ONES marks eighth year of excellence
By Eddy Ball
With its first awardee meeting in 2006, NIEHS program directors knew they had a winner with the Outstanding New Environmental Scientist (ONES) program. Eight years and 42 awards later at the 2014 ONES awardee symposium July 1-2 at NIEHS, there was even more reason to celebrate the success of this innovative effort to provide an unprecedented level of support for extraordinary early stage investigators with exciting ideas in the field of environmental health sciences (see text box).
The ONES program is well on its way to being heralded as a best practice for NIH institutes and centers (ICs), as the program looks forward to making new awards this year. In her opening remarks, NIEHS and NTP Director Linda Birnbaum, Ph.D., pointed to the sincerest form of flattery by a sister IC, the National Institute of Mental Health, which in 2009 modeled its own very successful Biobehavioral Research Awards for Innovative New Scientists (BRAINS) program directly after the ONES.
Birnbaum also acknowledged the accomplishments of the awardees in terms of promotions, hundreds of publications, and an impressive number of other grants, including some 38 NIEHS grants over and above their ONES support.
Meeting featured 24 talks by ONES awardees
During the day and a half of science talks (463KB) by ONES awardees, Birnbaum lived up to her promise to attend as much of the meeting as possible. “I get to learn about some of the latest discoveries and new ideas for research from you, who are really the future of our environmental health sciences community,” she said.
The two dozen talks ranged across the NIEHS Division of Extramural Research and Training (DERT) grants portfolio, with speakers from each of the annual award groups. Topics ranged from basic mechanistic research, epidemiological studies, and clinical and translational research, to advances in understanding nanomaterials, stem cells, and biomarkers for predictive toxicology.
As a result of their leading-edge research, just over half of the ONES awardees have received tenure or promotion to associate professor, and one, Gokhan Mutlu, M.D., has advanced to full professor of medicine and director of the Section of Pulmonary and Critical Care Medicine at the University of Chicago. Several have gained appointments as journal editors, and nearly all can boast of professional awards and honors, including 2006 awardee Sven-Eric Jordt, Ph.D., who in 2007 became the first NIEHS grantee to win a prestigious Presidential Early Career Award for Scientists and Engineers (see story).

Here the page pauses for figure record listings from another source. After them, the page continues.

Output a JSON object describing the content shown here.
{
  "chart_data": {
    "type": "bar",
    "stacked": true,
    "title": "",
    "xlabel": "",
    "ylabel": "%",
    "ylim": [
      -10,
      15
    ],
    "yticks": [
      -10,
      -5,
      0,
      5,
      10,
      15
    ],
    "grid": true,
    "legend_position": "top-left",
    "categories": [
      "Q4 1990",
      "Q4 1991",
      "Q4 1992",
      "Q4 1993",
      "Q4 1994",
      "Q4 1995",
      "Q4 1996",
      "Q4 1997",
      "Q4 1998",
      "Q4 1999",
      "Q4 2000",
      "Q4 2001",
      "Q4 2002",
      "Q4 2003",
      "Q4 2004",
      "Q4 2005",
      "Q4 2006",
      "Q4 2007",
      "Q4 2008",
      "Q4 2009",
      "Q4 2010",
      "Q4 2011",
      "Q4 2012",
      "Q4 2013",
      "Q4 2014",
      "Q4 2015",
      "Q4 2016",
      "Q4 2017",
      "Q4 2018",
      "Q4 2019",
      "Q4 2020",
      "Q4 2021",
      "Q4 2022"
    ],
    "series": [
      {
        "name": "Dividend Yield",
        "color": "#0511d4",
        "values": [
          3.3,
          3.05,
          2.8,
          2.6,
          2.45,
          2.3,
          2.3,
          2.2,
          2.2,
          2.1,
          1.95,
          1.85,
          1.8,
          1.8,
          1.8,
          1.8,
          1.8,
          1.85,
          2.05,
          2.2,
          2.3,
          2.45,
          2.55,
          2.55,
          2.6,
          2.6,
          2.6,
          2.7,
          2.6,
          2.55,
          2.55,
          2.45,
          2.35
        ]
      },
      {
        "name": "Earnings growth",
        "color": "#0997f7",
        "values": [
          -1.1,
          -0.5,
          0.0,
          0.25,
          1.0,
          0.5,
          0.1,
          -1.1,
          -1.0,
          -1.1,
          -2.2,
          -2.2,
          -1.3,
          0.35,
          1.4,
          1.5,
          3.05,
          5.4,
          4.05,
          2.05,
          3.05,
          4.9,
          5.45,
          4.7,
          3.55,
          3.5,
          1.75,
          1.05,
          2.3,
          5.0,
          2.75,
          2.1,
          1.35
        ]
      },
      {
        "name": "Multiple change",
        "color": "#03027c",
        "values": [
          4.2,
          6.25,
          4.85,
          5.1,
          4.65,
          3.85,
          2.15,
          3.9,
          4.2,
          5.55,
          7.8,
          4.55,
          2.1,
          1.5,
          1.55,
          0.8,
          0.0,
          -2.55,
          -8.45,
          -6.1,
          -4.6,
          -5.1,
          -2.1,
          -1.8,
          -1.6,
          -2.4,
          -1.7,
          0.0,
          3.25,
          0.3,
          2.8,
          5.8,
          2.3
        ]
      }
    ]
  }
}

Insights into academic careers
In addition to an invitation to attend the scientific talks, NIEHS trainees were invited to a special session that concluded the meeting, highlighting “Career Insights From ONES and Discussions With NIEHS Program Directors (and NIEHS Postdocs),” moderated by DERT Director Gwen Collman, Ph.D.
As the first speaker in the career segment, University of Pittsburgh geneticist Patricia Opresko, Ph.D., presented a list of “Lessons Learned” that helped structure the discussion of positive things awardees have done to advance their careers and, equally important, the things they wish they had done. The speakers each had suggestions about collaborations, mentor relationships, risk-taking, and negotiating with department heads and colleagues, but they also offered almost as many caveats.
“There’s not a formula,” cautioned Duke University mitochondrial DNA specialist Joel Meyer, Ph.D. “If there were, we’d all follow it.”
As the conversation turned to funding, Collman offered awardees and postdocs a number of suggestions for keeping abreast of new developments — and potential new funding opportunities — at NIEHS and NIH. They included watching webcasts of the National Advisory Environmental Health Sciences Council meetings at NIEHS, reading the weekly NIH Guide for Grants and Contracts, and following the “Rock Talk” blog created by NIH Deputy Director for Extramural Research Sally Rockey, Ph.D.
Communicating with ONES program officer Carol Shreffler, Ph.D., and other NIEHS program officers is also extremely helpful, Collman added. After all, she said, “Your success is our success.”
ONES — helping to build career infrastructure
By Shannon Whirledge, Ph.D.
The ONES program (2014 Funding Opportunity Announcement RFA-ES-13-014) is designed to support the career promotion of the next generation of outstanding scientists. This highly competitive program will add five new awardees to its ranks in fiscal year 2015. The key to success is an innovative project and the potential for an applicant to advance the field, according to Shreffler, who is program officer for the Training and Career Development Program at NIEHS. In order to be considered as a promising early-stage investigator, applicants must be within 10 years of their professional degrees in tenure-track positions with at least 80 percent of protected time for research.
The elite scientists granted ONES funding enjoy benefits not shared by awardees of the standard R01 research project grant. In addition to research funding, the ONES program supports career advancement by providing an allotment for lab resources and equipment, travel to conferences, and travel to visit other labs. As Shreffler explained, “The ONES program provides an infrastructure for a career.”
The ONES program is intended to continue in fiscal year 2016 and beyond, but program length will be based on availability of funds.
(Shannon Whirledge, Ph.D., is an Intramural Research Training Award fellow in the NIEHS Laboratory of Signal Transduction.)